Auth Tokens



  • Sharing a password is a bad idea. If i decide to stop using a 3rd party I can just disable the token I created for them. I can also limit the scope of a token. I don't need to trust my 3rd party tool with the ability TO CHANGE MY PASSWORD, when I only want it to read memory segment 1 for stats collection.


  • Culture

    @deft-code again, there is no "sharing" of a password. I'm not sure why people are misunderstanding this so badly, but let me try to explain this again using the Github security model.

    Look at Gitconsensus. It works with Github and follows all of the guidelines Github makes. Anyone who wants to use Gitconsensus can download it themselves, run the gitconsensus auth command (which will ask for their username, password, and if needed their 2FA token), and then they will have a token saved to their system that Gitconsensus will use every time after that rather than using a username and password combination.

    At no point does anyone share a password with me. There is no sharing credentials with a third party. There are hundreds of apps that work with Github in the same way, and this is the prefered method of authentication for people using Github with tools that they are running on their own computers.

    Now apply this to the "interactive console". The way it works, and will continue to work, with private servers is that people enter their username and password to authenticate. That isn't going away, as the token system is not (as far as I know) being applied to private servers. So every user who is using a private server will have to share credentials to use a third party tool (that they are hosting themselves). If someone wanted to connect to the public server my proposal would allow them to log in the same way (if they wanted), but instead of storing their credentials on their system like it would with the private servers it would swap the credentials for a token that is specific to that install of that app.

    At no point would the console have the ability to do anything else. The "recaptcha" portion means there is no automated login without the user interacting. There is no ability to "change your password".

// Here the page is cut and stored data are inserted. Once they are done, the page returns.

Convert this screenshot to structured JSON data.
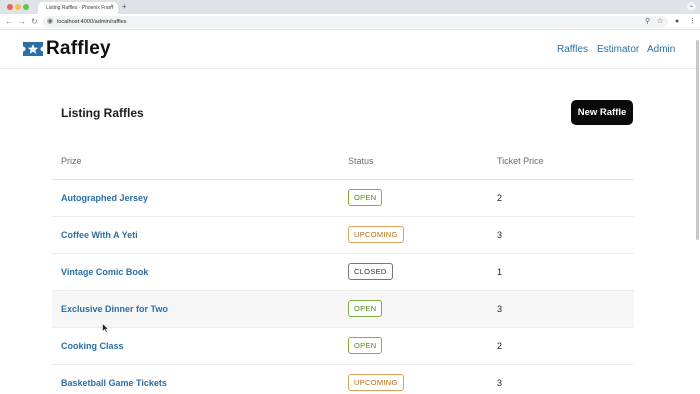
{
  "browser": {
    "tab_title": "Listing Raffles · Phoenix Fram",
    "tab_close": "×",
    "new_tab": "+",
    "tab_chevron": "⌄",
    "back": "←",
    "forward": "→",
    "reload": "↻",
    "site_info_icon": "◉",
    "url": "localhost:4000/admin/raffles",
    "zoom_icon": "⚲",
    "bookmark_icon": "☆",
    "profile_icon": "●",
    "menu_icon": "⋮"
  },
  "header": {
    "logo_text": "Raffley",
    "nav": [
      {
        "label": "Raffles"
      },
      {
        "label": "Estimator"
      },
      {
        "label": "Admin"
      }
    ]
  },
  "main": {
    "title": "Listing Raffles",
    "new_button": "New Raffle",
    "columns": [
      "Prize",
      "Status",
      "Ticket Price"
    ],
    "rows": [
      {
        "prize": "Autographed Jersey",
        "status": "OPEN",
        "price": "2"
      },
      {
        "prize": "Coffee With A Yeti",
        "status": "UPCOMING",
        "price": "3"
      },
      {
        "prize": "Vintage Comic Book",
        "status": "CLOSED",
        "price": "1"
      },
      {
        "prize": "Exclusive Dinner for Two",
        "status": "OPEN",
        "price": "3"
      },
      {
        "prize": "Cooking Class",
        "status": "OPEN",
        "price": "2"
      },
      {
        "prize": "Basketball Game Tickets",
        "status": "UPCOMING",
        "price": "3"
      }
    ]
  },
  "colors": {
    "accent": "#2b6fa6",
    "open": "#4f8a10",
    "upcoming": "#b86a12",
    "closed": "#333333",
    "button_bg": "#0a0a0a"
  }
}
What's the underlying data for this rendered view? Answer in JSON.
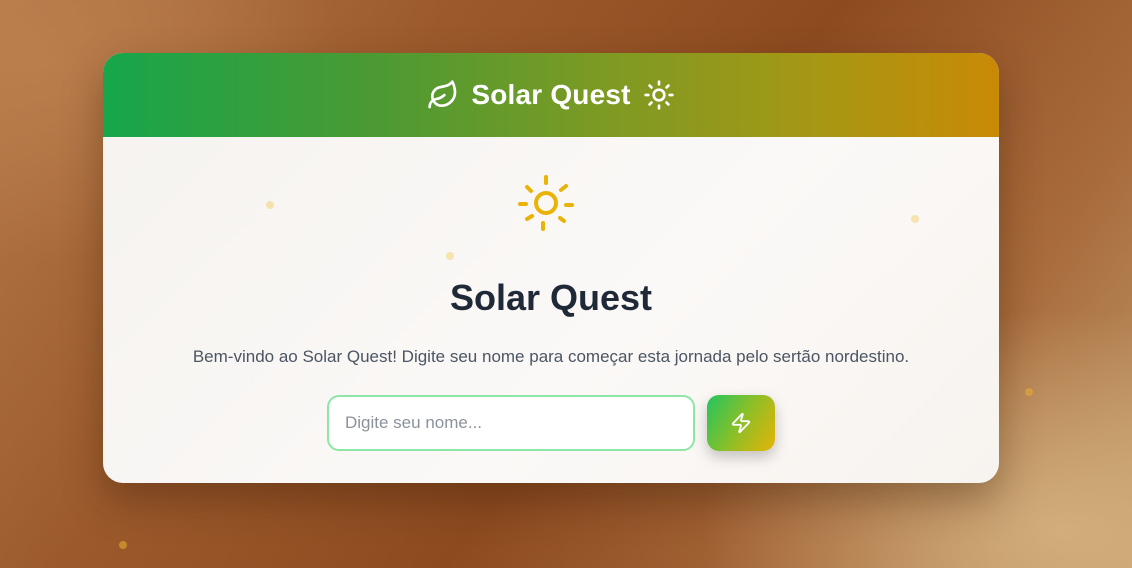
{
  "header": {
    "title": "Solar Quest",
    "left_icon": "leaf-icon",
    "right_icon": "sun-icon"
  },
  "hero": {
    "icon": "sun-icon",
    "title": "Solar Quest",
    "description": "Bem-vindo ao Solar Quest! Digite seu nome para começar esta jornada pelo sertão nordestino."
  },
  "form": {
    "name_placeholder": "Digite seu nome...",
    "name_value": "",
    "submit_icon": "lightning-icon"
  },
  "colors": {
    "brand_green": "#16a64b",
    "brand_gold": "#c98a06",
    "sun_yellow": "#eab308",
    "input_border": "#8ee6a6",
    "title_text": "#1f2937"
  }
}
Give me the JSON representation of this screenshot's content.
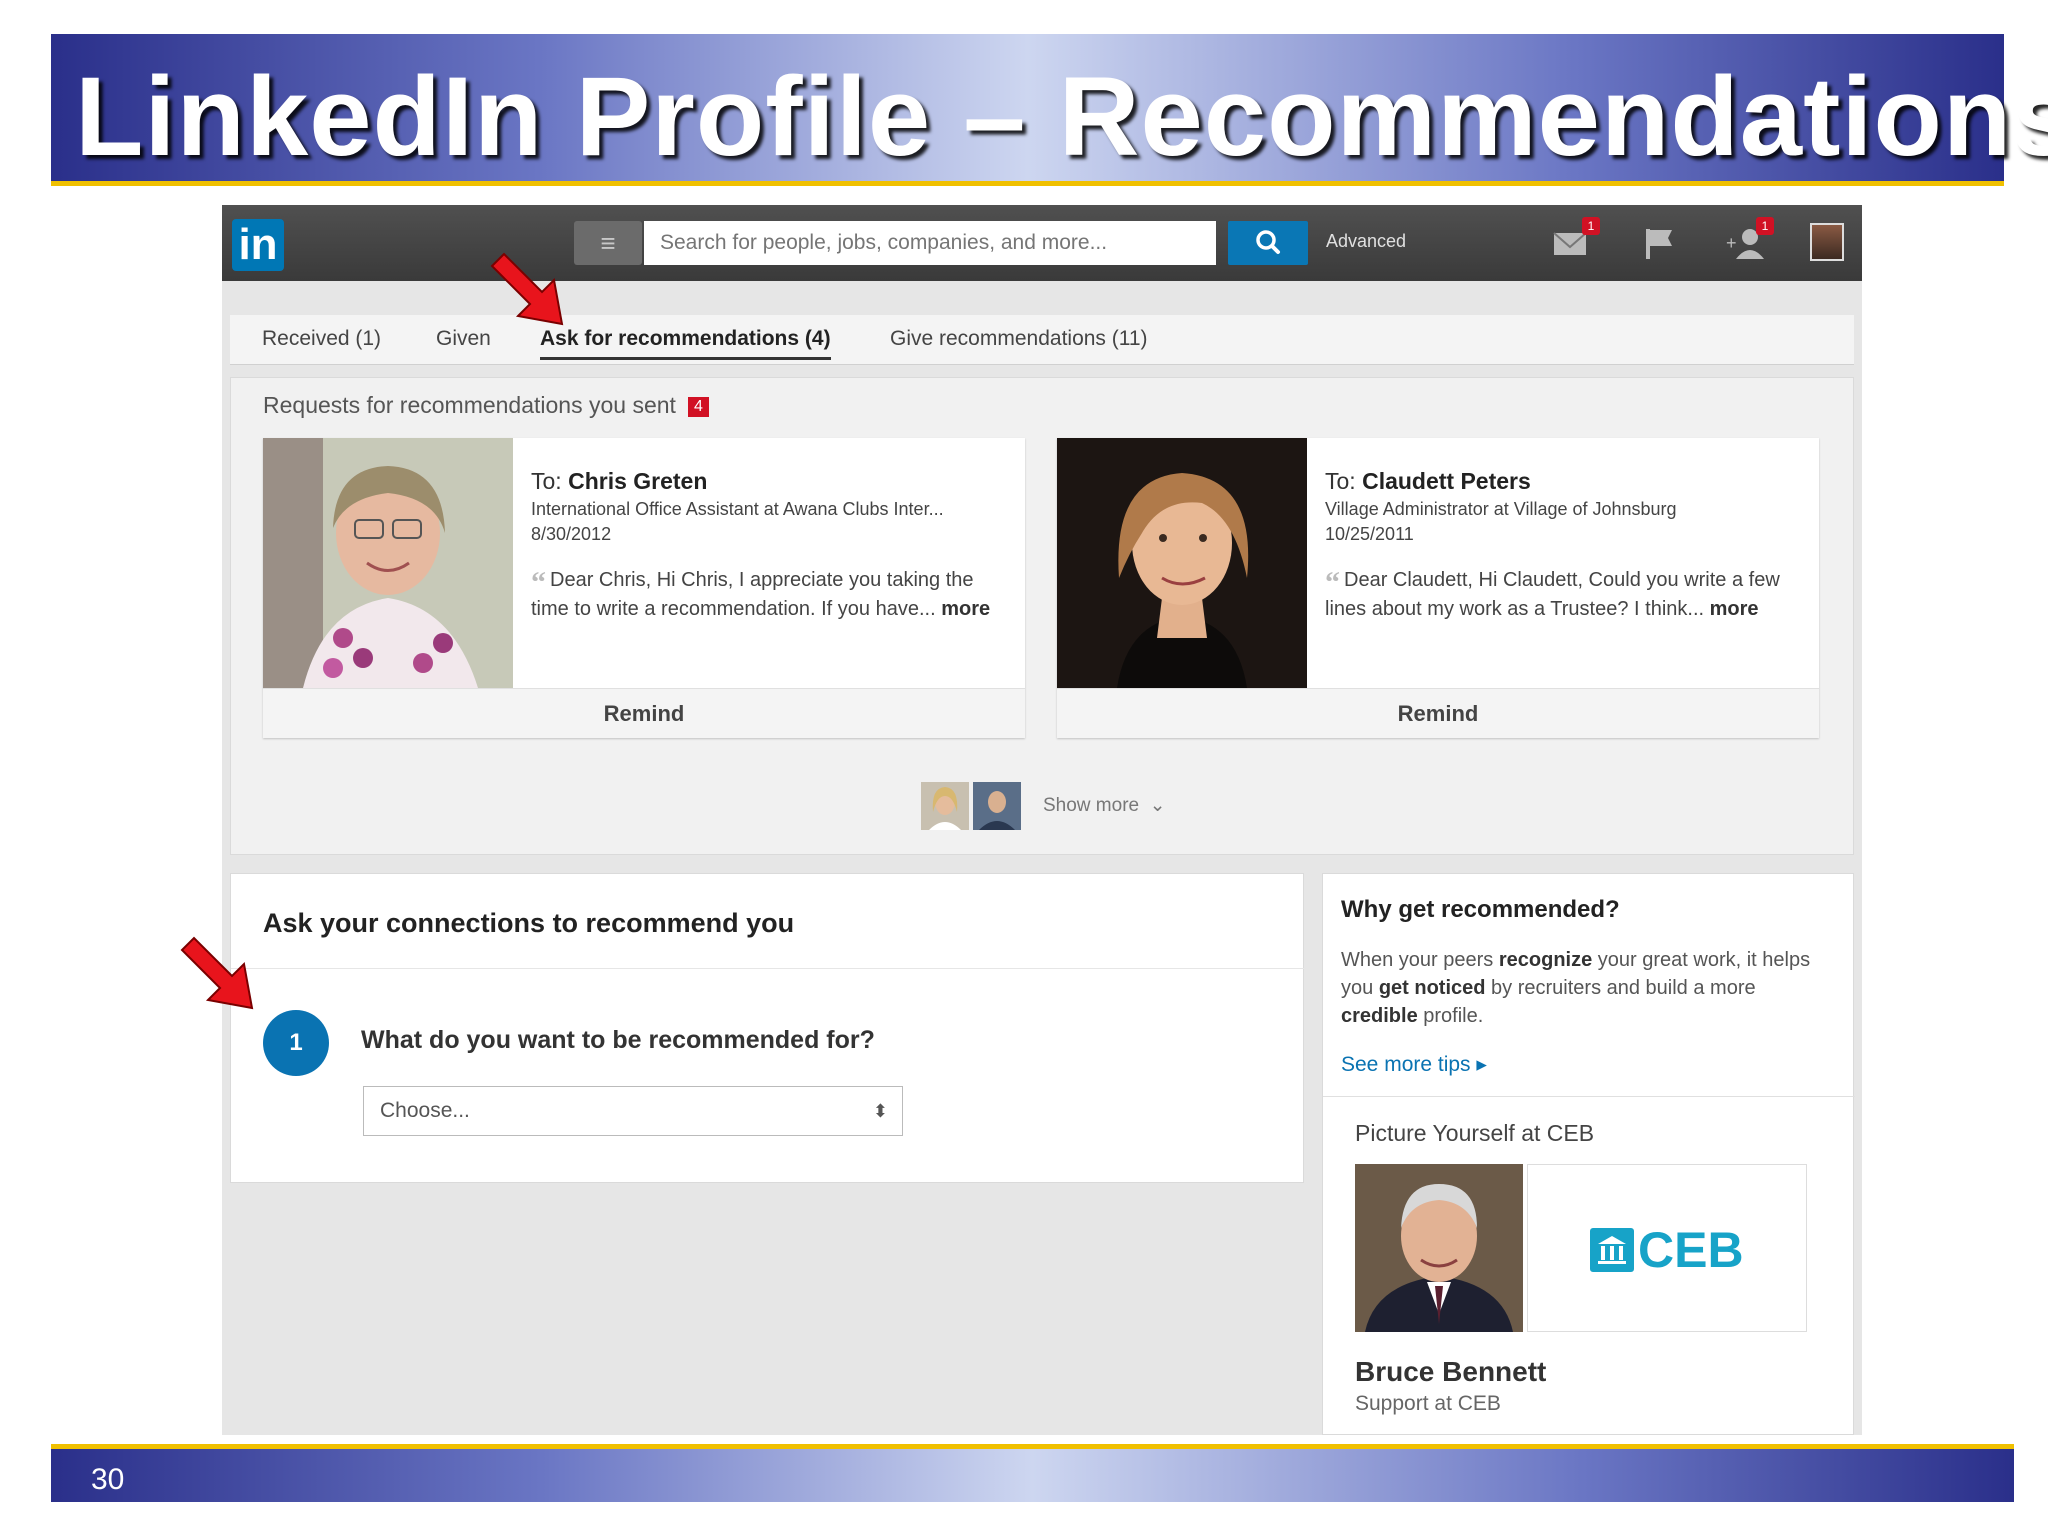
{
  "slide": {
    "title": "LinkedIn Profile – Recommendations",
    "page_number": "30"
  },
  "navbar": {
    "logo": "in",
    "search_placeholder": "Search for people, jobs, companies, and more...",
    "advanced_label": "Advanced",
    "messages_badge": "1",
    "connections_badge": "1"
  },
  "tabs": [
    {
      "label": "Received (1)"
    },
    {
      "label": "Given"
    },
    {
      "label": "Ask for recommendations (4)"
    },
    {
      "label": "Give recommendations (11)"
    }
  ],
  "requests": {
    "title": "Requests for recommendations you sent",
    "count": "4",
    "cards": [
      {
        "to_prefix": "To:",
        "name": "Chris Greten",
        "headline": "International Office Assistant at Awana Clubs Inter...",
        "date": "8/30/2012",
        "message": "Dear Chris, Hi Chris, I appreciate you taking the time to write a recommendation. If you have...",
        "more_label": "more",
        "remind_label": "Remind"
      },
      {
        "to_prefix": "To:",
        "name": "Claudett Peters",
        "headline": "Village Administrator at Village of Johnsburg",
        "date": "10/25/2011",
        "message": "Dear Claudett, Hi Claudett, Could you write a few lines about my work as a Trustee? I think...",
        "more_label": "more",
        "remind_label": "Remind"
      }
    ],
    "show_more_label": "Show more"
  },
  "ask": {
    "title": "Ask your connections to recommend you",
    "step_number": "1",
    "question": "What do you want to be recommended for?",
    "select_value": "Choose..."
  },
  "sidebar": {
    "why_title": "Why get recommended?",
    "why_text_parts": [
      "When your peers ",
      "recognize",
      " your great work, it helps you ",
      "get noticed",
      " by recruiters and build a more ",
      "credible",
      " profile."
    ],
    "tips_link": "See more tips ▸",
    "ad_title": "Picture Yourself at CEB",
    "ad_logo_text": "CEB",
    "ad_name": "Bruce Bennett",
    "ad_role": "Support at CEB"
  },
  "colors": {
    "linkedin_blue": "#0077b5",
    "badge_red": "#d11124",
    "title_gold": "#f0c000",
    "ceb_teal": "#17a3c8"
  }
}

    Now I can already see people gearing up to ask the question- what if the application is malware and tries to steal the credentials? Well, if that's the case, you just installed malware on your computer and chances are it's going to do a hell of a lot more than steal your "screeps" password. If you are legit worried about screeps third party tools being undetected malware then you don't just have your credentials to worry about, you need to worry about every file on your computer. At that point, if I am a malware author, I'm going to cryptolocker you and ask for bitcoins to unlock your files, while also shoving a keylogger in the background and maybe a rogue chrome extension- I am not going to try to screw with your video game.


  • Dev Team

    @tedivm We already have POST /api/user/auth-token to generate tokens (which is used by the Auth Tokens UI). So what you propose is to allow Basic Authentication on this endpoint, like on /api/user/code, right?


  • Culture

    @artch yup.


  • Dev Team

    @tedivm OK this seems viable. Done.

    👍

  • Dev Team

    As announced before, the /api/auth/signin endpoint now uses Google Invisible reCAPTCHA. If you haven't changed your auth flow to tokens yet, please do this ASAP.